L'Espagne entame sa phase à élimination directe de la Coupe du monde 2026 avec un défi de taille : vaincre non seulement l'Autriche, mais aussi une malédiction qui la poursuit depuis son sacre en Afrique du Sud. Depuis 2010, la Roja n'a plus gagné le moindre match de phase finale dans un Mondial, échouant à chaque fois au stade des huitièmes de finale, en 2018 contre la Russie puis en 2022 face au Maroc, à chaque fois aux tirs au but.
Un parcours en demi-teinte
Arrivée en Amérique du Nord avec le statut de favorite, la sélection espagnole n'a pourtant pas convaincu lors du premier tour. Les hommes de Luis de la Fuente ont buté sur le Cap-Vert (0-0) lors de leur entrée en lice, avant de largement dominer l'Arabie saoudite (4-0). Leur dernier match de poule face à l'Uruguay s'est soldé par un étriqué succès 1-0. De la Fuente a toutefois assuré que son équipe était sur une pente ascendante. « Ce groupe est habitué à battre des records et à surmonter les moments difficiles ; nous sommes déterminés à continuer d'avancer », a-t-il déclaré à la veille du match.

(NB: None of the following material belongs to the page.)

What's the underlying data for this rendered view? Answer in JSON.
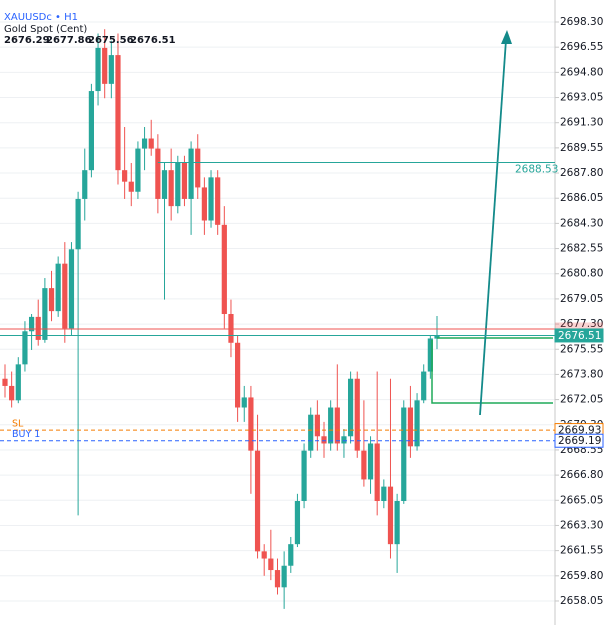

L'entraîneur espagnol a également reconnu que son équipe devait corriger certains points aperçus lors des trois premières rencontres. Interrogé sur la pression liée aux attentes du public, il a affirmé apprécier ces exigences. « J'aime que l'on attende beaucoup de nous », a-t-il confié, balayant les inquiétudes suscitées par les éliminations précoces des précédentes éditions.
L'Autriche en quête d'un exploit historique
Face à l'Espagne, l'Autriche dispute son premier match à élimination directe en Coupe du monde depuis 1954, année où elle avait atteint les quarts de finale. Les Autrichiens, entraînés par Ralf Rangnick, se sont qualifiés en terminant deuxièmes du groupe J, avec six buts inscrits en trois rencontres, soit un de plus que leur adversaire du jour.
Conscient du défi qui attend son équipe, Rangnick a estimé qu'il faudrait élever le niveau de jeu. « Nous savons tous que nous devons faire encore mieux demain. Contre l'Espagne, c'est une évidence », a-t-il déclaré. « Nous devons franchir un cap supplémentaire. »
Lamine Yamal, l'atout jeunesse de la Roja
Parmi les joueurs à suivre côté espagnol, le jeune ailier Lamine Yamal, âgé de 18 ans, a déjà inscrit un but depuis le début du tournoi. Sa vivacité et sa technique pourraient faire la différence face à une défense autrichienne qui n'a pas encore été confrontée à un adversaire de ce calibre dans la compétition.
Le milieu de terrain Rodri, capitaine de la sélection, sera également un élément clé pour dicter le tempo, tandis que le gardien Unai Simon devra rester vigilant face aux contres rapides de l'Autriche, qui compte sur des joueurs comme Marcel Sabitzer et Marko Arnautović pour créer le danger.
Une affiche aux multiples enjeux
Le vainqueur de ce seizième de finale affrontera en huitièmes le Portugal ou la Croatie, deux autres nations candidates au titre. La rencontre se dispute au Los Angeles Stadium, une enceinte moderne située en Californie, avec un coup d'envoi prévu à midi heure locale (19h00 GMT).
L'Espagne reste sur une invincibilité de trente-quatre matches, une série qui remonte à mars 2023. Mais cette statistique compte pour peu en phase finale, où chaque rencontre est décisive. Pour les Autrichiens, l'occasion est unique de marquer l'histoire du football national en atteignant le tour suivant pour la première fois depuis plus de sept décennies.